The words hung there, an intended reassurance hoisted on its own petard.

“I didn’t mean that the way it sounded,” Temple said.

“No one ever does,” Max said, and shut the door on any further discussion.

Temple felt awful. She wanted to blame Molina for it, but that was too simple.

The car looked like a toy as she approached it. Silly. Too small for anyone but a shrunken Alice in Wonderland.
Eat me
. Humble pie, that’s what she should eat. She felt about two inches tall, and short stature was such an issue with her that feeling small meant she felt really, really guilty. Because she was.

She’d only been thinking of herself when she’d bought the Miata, and maybe not very maturely at that.

Despite the sun-warmed sidewalk, her feet in their Mootsie’s Tootsies high-rise slides felt ice cold. This was a lot of money to spend on a whim. An impractical whim. A whim that hurt a significant other’s feelings. Max always acted so strong she sometimes forgot that he had feelings to hurt.

She got in, arranged herself and her tote bag, glanced at Max’s stoic house facade. Here she sat, in a brand-new car, with a brand-new clue in her tote bag, and she felt horrible.

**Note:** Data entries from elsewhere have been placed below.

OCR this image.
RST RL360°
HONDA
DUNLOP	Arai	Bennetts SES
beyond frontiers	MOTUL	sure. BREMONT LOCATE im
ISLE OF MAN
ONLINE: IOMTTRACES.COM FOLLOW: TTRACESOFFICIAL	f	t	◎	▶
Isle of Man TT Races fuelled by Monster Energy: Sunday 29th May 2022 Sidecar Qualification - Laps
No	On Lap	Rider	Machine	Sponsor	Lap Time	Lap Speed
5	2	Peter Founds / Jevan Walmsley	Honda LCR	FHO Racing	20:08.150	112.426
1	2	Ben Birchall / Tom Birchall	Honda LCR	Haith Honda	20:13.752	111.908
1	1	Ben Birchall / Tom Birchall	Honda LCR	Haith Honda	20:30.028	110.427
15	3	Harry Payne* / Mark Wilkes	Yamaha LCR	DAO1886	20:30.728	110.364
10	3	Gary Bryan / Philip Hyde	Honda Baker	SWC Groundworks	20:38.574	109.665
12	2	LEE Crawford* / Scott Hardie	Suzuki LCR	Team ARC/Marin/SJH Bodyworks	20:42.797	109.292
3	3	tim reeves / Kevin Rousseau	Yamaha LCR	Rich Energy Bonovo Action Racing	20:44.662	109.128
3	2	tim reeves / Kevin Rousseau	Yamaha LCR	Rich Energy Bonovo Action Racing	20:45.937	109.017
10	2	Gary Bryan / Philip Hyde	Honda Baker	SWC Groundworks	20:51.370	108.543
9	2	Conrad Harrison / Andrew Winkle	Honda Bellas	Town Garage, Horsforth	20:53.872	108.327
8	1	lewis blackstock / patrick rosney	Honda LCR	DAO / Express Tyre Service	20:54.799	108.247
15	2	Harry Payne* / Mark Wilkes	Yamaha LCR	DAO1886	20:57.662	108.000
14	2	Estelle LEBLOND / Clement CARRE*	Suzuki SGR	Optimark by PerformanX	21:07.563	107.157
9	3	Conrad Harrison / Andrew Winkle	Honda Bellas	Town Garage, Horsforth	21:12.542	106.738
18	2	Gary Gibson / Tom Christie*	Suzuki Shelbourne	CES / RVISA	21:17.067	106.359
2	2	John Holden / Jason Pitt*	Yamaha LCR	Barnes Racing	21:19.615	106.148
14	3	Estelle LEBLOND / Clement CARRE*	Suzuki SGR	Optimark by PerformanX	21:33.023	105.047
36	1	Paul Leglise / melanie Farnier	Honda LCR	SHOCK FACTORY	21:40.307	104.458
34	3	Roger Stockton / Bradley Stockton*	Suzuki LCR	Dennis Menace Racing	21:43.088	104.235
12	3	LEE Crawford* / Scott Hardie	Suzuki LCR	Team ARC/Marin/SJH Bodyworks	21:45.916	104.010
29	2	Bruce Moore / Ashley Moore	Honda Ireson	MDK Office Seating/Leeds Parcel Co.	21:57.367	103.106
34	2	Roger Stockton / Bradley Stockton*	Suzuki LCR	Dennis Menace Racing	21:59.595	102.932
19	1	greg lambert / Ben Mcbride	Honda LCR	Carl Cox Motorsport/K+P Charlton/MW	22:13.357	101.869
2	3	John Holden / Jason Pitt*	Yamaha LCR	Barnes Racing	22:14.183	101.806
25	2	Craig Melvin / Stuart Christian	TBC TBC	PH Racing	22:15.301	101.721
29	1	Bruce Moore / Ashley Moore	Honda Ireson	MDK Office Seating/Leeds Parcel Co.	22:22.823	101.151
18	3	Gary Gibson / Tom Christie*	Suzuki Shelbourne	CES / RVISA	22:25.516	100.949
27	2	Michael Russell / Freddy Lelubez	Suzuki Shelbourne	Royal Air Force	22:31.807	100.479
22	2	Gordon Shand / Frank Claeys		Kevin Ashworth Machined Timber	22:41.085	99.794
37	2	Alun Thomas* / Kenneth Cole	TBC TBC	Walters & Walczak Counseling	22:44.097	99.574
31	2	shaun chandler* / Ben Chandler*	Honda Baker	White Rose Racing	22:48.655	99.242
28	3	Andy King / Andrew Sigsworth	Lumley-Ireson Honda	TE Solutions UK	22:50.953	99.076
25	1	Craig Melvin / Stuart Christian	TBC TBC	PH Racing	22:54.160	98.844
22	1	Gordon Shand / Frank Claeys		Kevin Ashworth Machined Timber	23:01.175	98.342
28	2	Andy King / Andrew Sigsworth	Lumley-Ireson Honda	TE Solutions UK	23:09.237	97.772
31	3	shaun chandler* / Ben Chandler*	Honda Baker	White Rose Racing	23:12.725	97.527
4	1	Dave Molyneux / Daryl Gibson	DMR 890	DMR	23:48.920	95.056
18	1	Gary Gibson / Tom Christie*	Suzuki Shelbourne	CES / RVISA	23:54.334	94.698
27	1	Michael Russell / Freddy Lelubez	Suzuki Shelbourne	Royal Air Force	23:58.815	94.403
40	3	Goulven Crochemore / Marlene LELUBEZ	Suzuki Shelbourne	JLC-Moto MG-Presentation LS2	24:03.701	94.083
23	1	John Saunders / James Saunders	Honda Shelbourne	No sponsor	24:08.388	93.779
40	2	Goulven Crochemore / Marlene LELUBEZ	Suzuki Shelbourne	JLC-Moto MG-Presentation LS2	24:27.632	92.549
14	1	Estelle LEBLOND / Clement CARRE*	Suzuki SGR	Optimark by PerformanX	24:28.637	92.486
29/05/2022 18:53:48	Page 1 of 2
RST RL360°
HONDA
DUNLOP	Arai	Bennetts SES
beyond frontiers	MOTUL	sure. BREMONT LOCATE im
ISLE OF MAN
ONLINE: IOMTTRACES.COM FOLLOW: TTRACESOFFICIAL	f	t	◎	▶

The only thing to do when troubled was to get on with the routine of life. She started the car and headed back toward the Circle Ritz. She needed to stop at the Lucky’s store first. Buy groceries. Her least favorite chore. She saw a lot more chocolate in her future than was healthy for her figure.

Forty-five minutes later Temple stood on a sun-baked asphalt parking lot, her arms cradling brown paper bags, bulging plastic bags dangling from both wrists, wondering where to put her groceries.

One brown bag could share the passenger seat with her tote bag if she squeezed them together and belted them in. The second brown bag and a couple plastic bags could crowd into the well behind the seats. The other two plastic bags full of bottled water could go in the trunk, such as it was.

Now. What would hold the groceries down while she whizzed along the street? Time to put up the top, roll up the windows, and turn on the AC. This would be one buttoned-down convertible for the trip home.

Misgivings nagged her the whole way. How could she have bought a car that Max didn’t fit in, much less a few bags of groceries? She had bought in to a sales pitch without considering the practicalities. She had been suckered.

Her back straightened against the seat back as the AC wafted the curls off her face.

Maybe the car wasn’t the bill of goods she’d been sold.

Maybe it was Molina who was the slippery saleswoman. Maybe her whole mood had shifted at the woman’s dire predictions about Max, and her cruel revelation of the whereabouts of the ring. Come on, the Storm hadn’t been just Max’s size, either, although she had bought that car before she knew him.

No, the question was
why
Molina was bearing down so hard on Max right now. Why was she warning Temple? To get her to do something. What? Question Max. Break up with him. Throw him off balance. Distract him from Molina’s moves against him.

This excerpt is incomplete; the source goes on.